I'm together when I'm with you...



I feel happier than I've felt in days. I feel stronger than I have, and my affirmed fears of you losing interest have been condemned to my own insecurities. I love the way we dance. I love the effortless conversation that makes me want to fall in love with you. I love to hear you breathing, and that giddy voice you get when you make a great point. I love the way you laugh, and the smile that stretched ear to ear when I can feel you inside my head. I love the way you call me sweet pea, and remind me that the phone has been charging for an hour. That means we get one and a half of talk time. I love how you spend your minutes wishing I was there, holding you, and letting myself spill over into your heart. When the emotion gets to much, and we have to just sit there taking it all in, and letting it all go, that's when I feel truly free. Like someone has just opened my cage door, and let me out.
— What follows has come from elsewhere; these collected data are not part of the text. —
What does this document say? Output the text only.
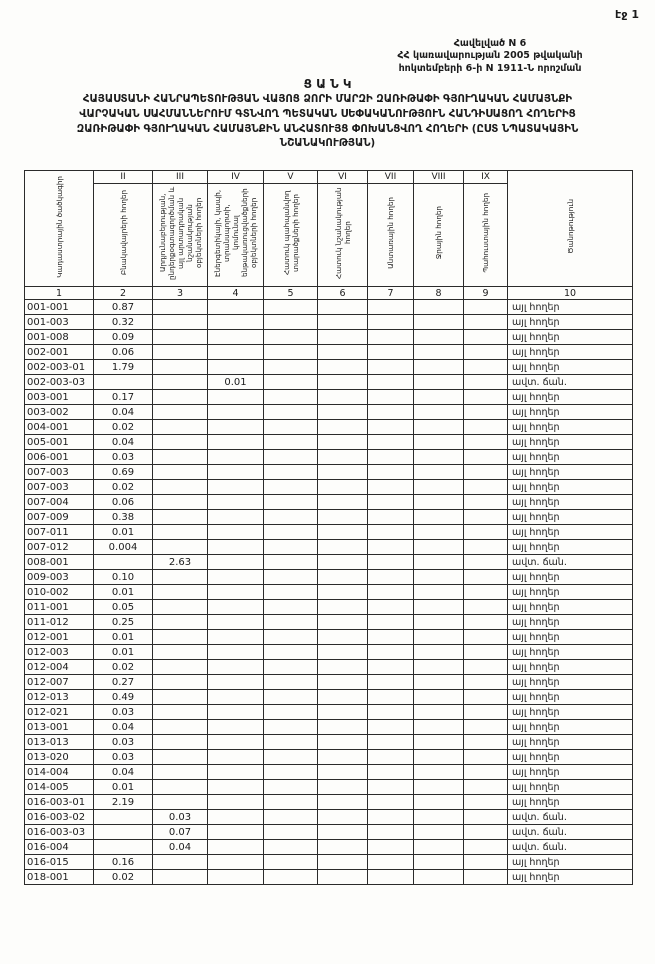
էջ 1
Հավելված N 6
ՀՀ կառավարության 2005 թվականի
հոկտեմբերի 6-ի N 1911-Ն որոշման
Ց Ա Ն Կ
ՀԱՅԱՍՏԱՆԻ ՀԱՆՐԱՊԵՏՈՒԹՅԱՆ ՎԱՅՈՑ ՁՈՐԻ ՄԱՐԶԻ ԶԱՌԻԹԱՓԻ ԳՅՈՒՂԱԿԱՆ ՀԱՄԱՅՆՔԻ
ՎԱՐՉԱԿԱՆ ՍԱՀՄԱՆՆԵՐՈՒՄ ԳՏՆՎՈՂ ՊԵՏԱԿԱՆ ՍԵՓԱԿԱՆՈՒԹՅՈՒՆ ՀԱՆԴԻՍԱՑՈՂ ՀՈՂԵՐԻՑ
ԶԱՌԻԹԱՓԻ ԳՅՈՒՂԱԿԱՆ ՀԱՄԱՅՆՔԻՆ ԱՆՀԱՏՈՒՅՑ ՓՈԽԱՆՑՎՈՂ ՀՈՂԵՐԻ (ԸՍՏ ՆՊԱՏԱԿԱՅԻՆ
ՆՇԱՆԱԿՈՒԹՅԱՆ)
Կադաստրային ծածկագիր	II	III	IV	V	VI	VII	VIII	IX	Ծանոթություն
	Բնակավայրերի հողեր	Արդյունաբերության, ընդերքօգտագործման և այլ արտադրական նշանակության օբյեկտների հողեր	Էներգետիկայի, կապի, տրանսպորտի, կոմունալ ենթակառուցվածքների օբյեկտների հողեր	Հատուկ պահպանվող տարածքների հողեր	Հատուկ նշանակության հողեր	Անտառային հողեր	Ջրային հողեր	Պահուստային հողեր	
1	2	3	4	5	6	7	8	9	10
001-001	0.87								այլ հողեր
001-003	0.32								այլ հողեր
001-008	0.09								այլ հողեր
002-001	0.06								այլ հողեր
002-003-01	1.79								այլ հողեր
002-003-03			0.01						ավտ. ճան.
003-001	0.17								այլ հողեր
003-002	0.04								այլ հողեր
004-001	0.02								այլ հողեր
005-001	0.04								այլ հողեր
006-001	0.03								այլ հողեր
007-003	0.69								այլ հողեր
007-003	0.02								այլ հողեր
007-004	0.06								այլ հողեր
007-009	0.38								այլ հողեր
007-011	0.01								այլ հողեր
007-012	0.004								այլ հողեր
008-001		2.63							ավտ. ճան.
009-003	0.10								այլ հողեր
010-002	0.01								այլ հողեր
011-001	0.05								այլ հողեր
011-012	0.25								այլ հողեր
012-001	0.01								այլ հողեր
012-003	0.01								այլ հողեր
012-004	0.02								այլ հողեր
012-007	0.27								այլ հողեր
012-013	0.49								այլ հողեր
012-021	0.03								այլ հողեր
013-001	0.04								այլ հողեր
013-013	0.03								այլ հողեր
013-020	0.03								այլ հողեր
014-004	0.04								այլ հողեր
014-005	0.01								այլ հողեր
016-003-01	2.19								այլ հողեր
016-003-02		0.03							ավտ. ճան.
016-003-03		0.07							ավտ. ճան.
016-004		0.04							ավտ. ճան.
016-015	0.16								այլ հողեր
018-001	0.02								այլ հողեր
I can't explain myself sometimes, I can't make you understand that if you're game, then I promise to be there as long as you let me. I'm in it for the long run. I'm not a fly by night. I want to be the boy that grabs ahold of your heart and never lets go. I want to be the boy that makes your knees weak now, and later. You're so comfortable, it's scary. You're so easy to talk to. You're so close, that I could reach over and tousle your hair. Damn the distance, cause I know that if we want to be together bad enough then we will. I miss your voice. I miss the feeling of together that I have when I talk to you, and although the conversation sometimes turns into heated discussion, I never forget that I feel more complete when you're on the other end of that line. What have I gotten myself into?

martedì 7 agosto 2007

Missing you...



So many people to love in my life, Why do I worry about one? I should have been here. I should have been here. I should have been here.